# Microphone driver?



## Animesing

Is there a such thing as a microphone driver? For some reason i just bought my new headset to use the microphone but for some reason the comp is not recognizing it. I used to use a headset b4 this one and everything worked fine. Is there anyway that i can download a driver for comp so it can recoginize the headset so i can use my microphone?


----------



## Triple6

No such thing unless its USB.

If you have sound then the audio driver is working.

You may have the MIC muted under recording(not playback) in the volume control panel. To switch to recording open Volume Control from the system tray and go to Options and Properties. Select Recording.

Also make sure the MIC is plugged into the sound card's MIC jack and not the modem's MIC input.


----------



## Animesing

the mic is not muted, when i try to go to recording properties, it is unclickable and wont let me click on the properties. it is plugged into the mic slot next to the speaker slot.


----------



## Animesing

is there a programs that i can use to scan to set if there is a microphone set up?


----------



## Triple6

Not really. But maybe the driver isn't installed right.

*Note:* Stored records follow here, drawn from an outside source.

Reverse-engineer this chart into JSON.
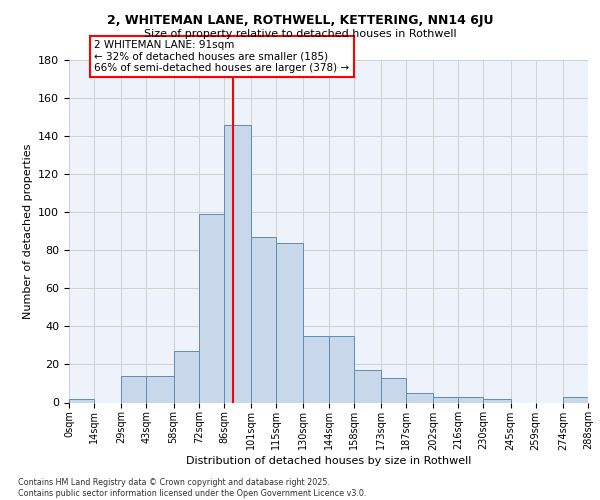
{
  "title1": "2, WHITEMAN LANE, ROTHWELL, KETTERING, NN14 6JU",
  "title2": "Size of property relative to detached houses in Rothwell",
  "xlabel": "Distribution of detached houses by size in Rothwell",
  "ylabel": "Number of detached properties",
  "bin_labels": [
    "0sqm",
    "14sqm",
    "29sqm",
    "43sqm",
    "58sqm",
    "72sqm",
    "86sqm",
    "101sqm",
    "115sqm",
    "130sqm",
    "144sqm",
    "158sqm",
    "173sqm",
    "187sqm",
    "202sqm",
    "216sqm",
    "230sqm",
    "245sqm",
    "259sqm",
    "274sqm",
    "288sqm"
  ],
  "bin_edges": [
    0,
    14,
    29,
    43,
    58,
    72,
    86,
    101,
    115,
    130,
    144,
    158,
    173,
    187,
    202,
    216,
    230,
    245,
    259,
    274,
    288
  ],
  "bar_counts": [
    2,
    0,
    14,
    14,
    27,
    99,
    146,
    87,
    84,
    35,
    35,
    17,
    13,
    5,
    3,
    3,
    2,
    0,
    0,
    3
  ],
  "bar_color": "#c8d8ea",
  "bar_edge_color": "#5b8db8",
  "vline_x": 91,
  "vline_color": "red",
  "annotation_text": "2 WHITEMAN LANE: 91sqm\n← 32% of detached houses are smaller (185)\n66% of semi-detached houses are larger (378) →",
  "ylim_max": 180,
  "yticks": [
    0,
    20,
    40,
    60,
    80,
    100,
    120,
    140,
    160,
    180
  ],
  "footer_text": "Contains HM Land Registry data © Crown copyright and database right 2025.\nContains public sector information licensed under the Open Government Licence v3.0.",
  "bg_color": "#eef2fa",
  "grid_color": "#d0d0d0"
}
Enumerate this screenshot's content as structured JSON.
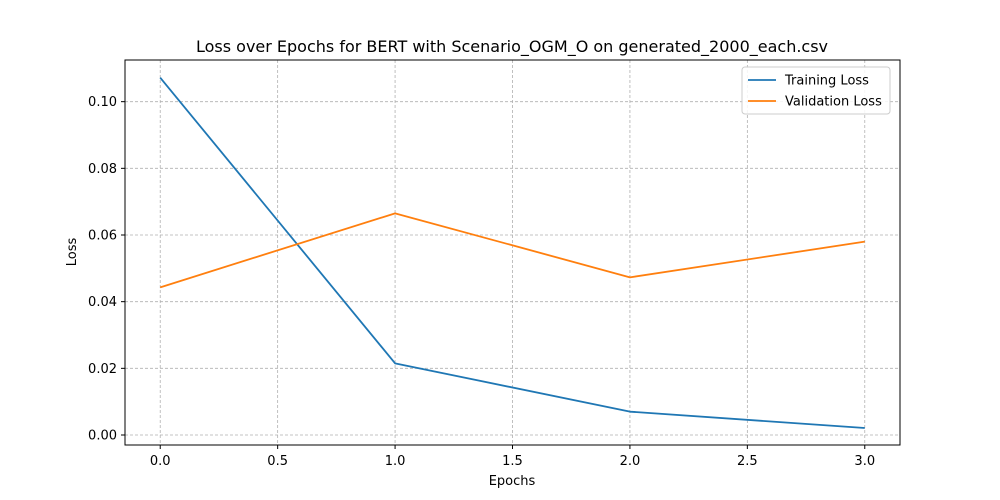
{
  "chart_data": {
    "type": "line",
    "title": "Loss over Epochs for BERT with Scenario_OGM_O on generated_2000_each.csv",
    "xlabel": "Epochs",
    "ylabel": "Loss",
    "x": [
      0,
      1,
      2,
      3
    ],
    "xlim": [
      -0.15,
      3.15
    ],
    "ylim": [
      -0.003,
      0.1125
    ],
    "xticks": [
      0.0,
      0.5,
      1.0,
      1.5,
      2.0,
      2.5,
      3.0
    ],
    "xtick_labels": [
      "0.0",
      "0.5",
      "1.0",
      "1.5",
      "2.0",
      "2.5",
      "3.0"
    ],
    "yticks": [
      0.0,
      0.02,
      0.04,
      0.06,
      0.08,
      0.1
    ],
    "ytick_labels": [
      "0.00",
      "0.02",
      "0.04",
      "0.06",
      "0.08",
      "0.10"
    ],
    "grid": true,
    "legend_position": "top-right",
    "series": [
      {
        "name": "Training Loss",
        "color": "#1f77b4",
        "values": [
          0.1072,
          0.0215,
          0.007,
          0.0021
        ]
      },
      {
        "name": "Validation Loss",
        "color": "#ff7f0e",
        "values": [
          0.0443,
          0.0665,
          0.0473,
          0.058
        ]
      }
    ]
  }
}
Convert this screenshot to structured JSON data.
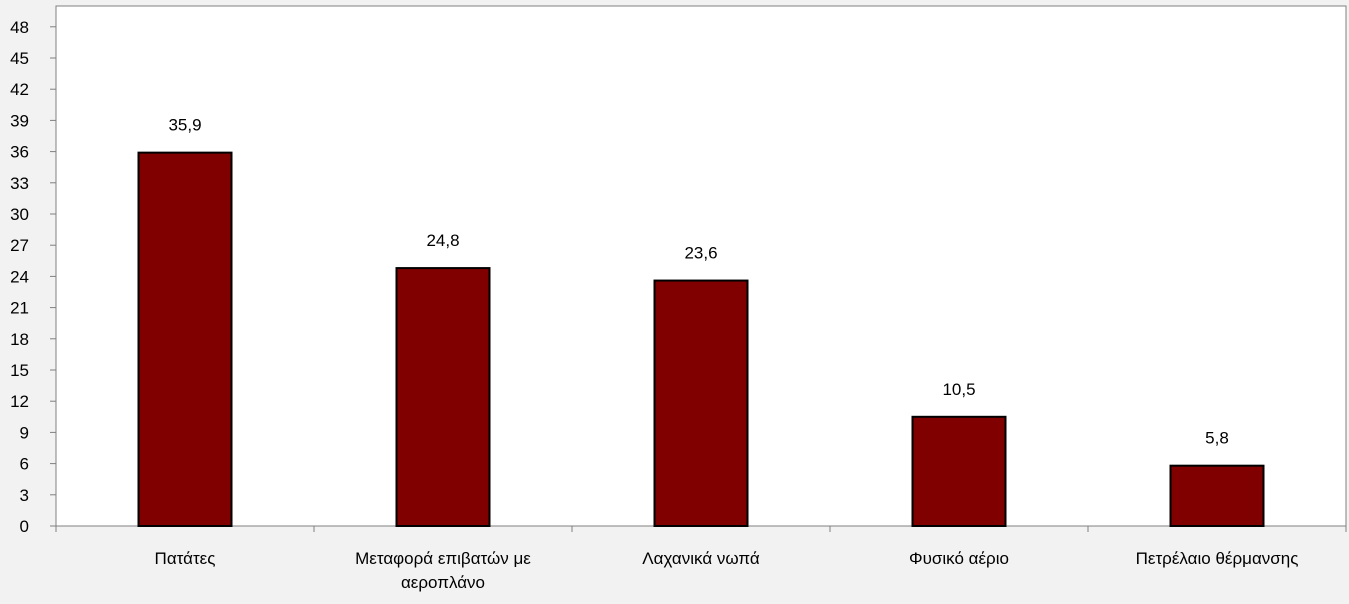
{
  "chart_data": {
    "type": "bar",
    "categories": [
      "Πατάτες",
      "Μεταφορά επιβατών με αεροπλάνο",
      "Λαχανικά νωπά",
      "Φυσικό αέριο",
      "Πετρέλαιο θέρμανσης"
    ],
    "category_lines": [
      [
        "Πατάτες"
      ],
      [
        "Μεταφορά επιβατών με",
        "αεροπλάνο"
      ],
      [
        "Λαχανικά νωπά"
      ],
      [
        "Φυσικό αέριο"
      ],
      [
        "Πετρέλαιο θέρμανσης"
      ]
    ],
    "values": [
      35.9,
      24.8,
      23.6,
      10.5,
      5.8
    ],
    "data_labels": [
      "35,9",
      "24,8",
      "23,6",
      "10,5",
      "5,8"
    ],
    "yticks": [
      0,
      3,
      6,
      9,
      12,
      15,
      18,
      21,
      24,
      27,
      30,
      33,
      36,
      39,
      42,
      45,
      48
    ],
    "ylim": [
      0,
      50
    ],
    "title": "",
    "xlabel": "",
    "ylabel": "",
    "grid": false,
    "legend": "none",
    "colors": {
      "bar_fill": "#800000",
      "bar_stroke": "#000000",
      "background": "#f2f2f2",
      "plot_area": "#ffffff",
      "axis": "#808080"
    }
  }
}
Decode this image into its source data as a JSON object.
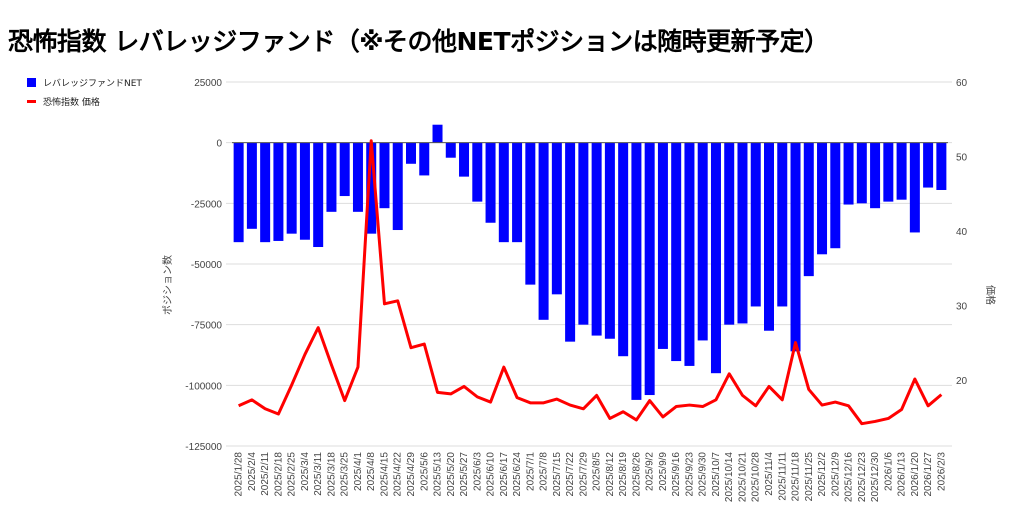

If you go to Control Panel -> Sound and Audio Devices and look through the Audio tab, is there a sound recording device listed, is it the right one, can you access it's volume settings?


----------



## Animesing

i just reinstalled the soundmax driver and the same thing happens. when i go to the audio tab i can click on the volume tab but not the advance tab next to it.


----------



## Triple6

Is Soundmax listed the defualt device for both playback and recording?


----------



## pshnfry

And check sound settings in soundmax interface - you may have the rear panel in/out sockets configured for surround sound. This would explain microphone settings being unavailable.

Assuming you are using the rear panel, if using the front panel, many noname cases are not usually wired up properly for sound from the front panel. If you are using the plug points at front of the case, try the rear panel plugs.


----------



## Triple6

Thats a good point, the MIC jack could be re-assigned for 4/6/8 channel audio output.


----------



## Kingbnes94

i am having the exact same problem im using sound max and no matter what i try my mic wont work its brand new. ive tried everything that was mentioned before i even searched the net. im no idiot. please help. ps. im using a headset mounted mic and the headset is working perfectly sound and all, well except for the mic


----------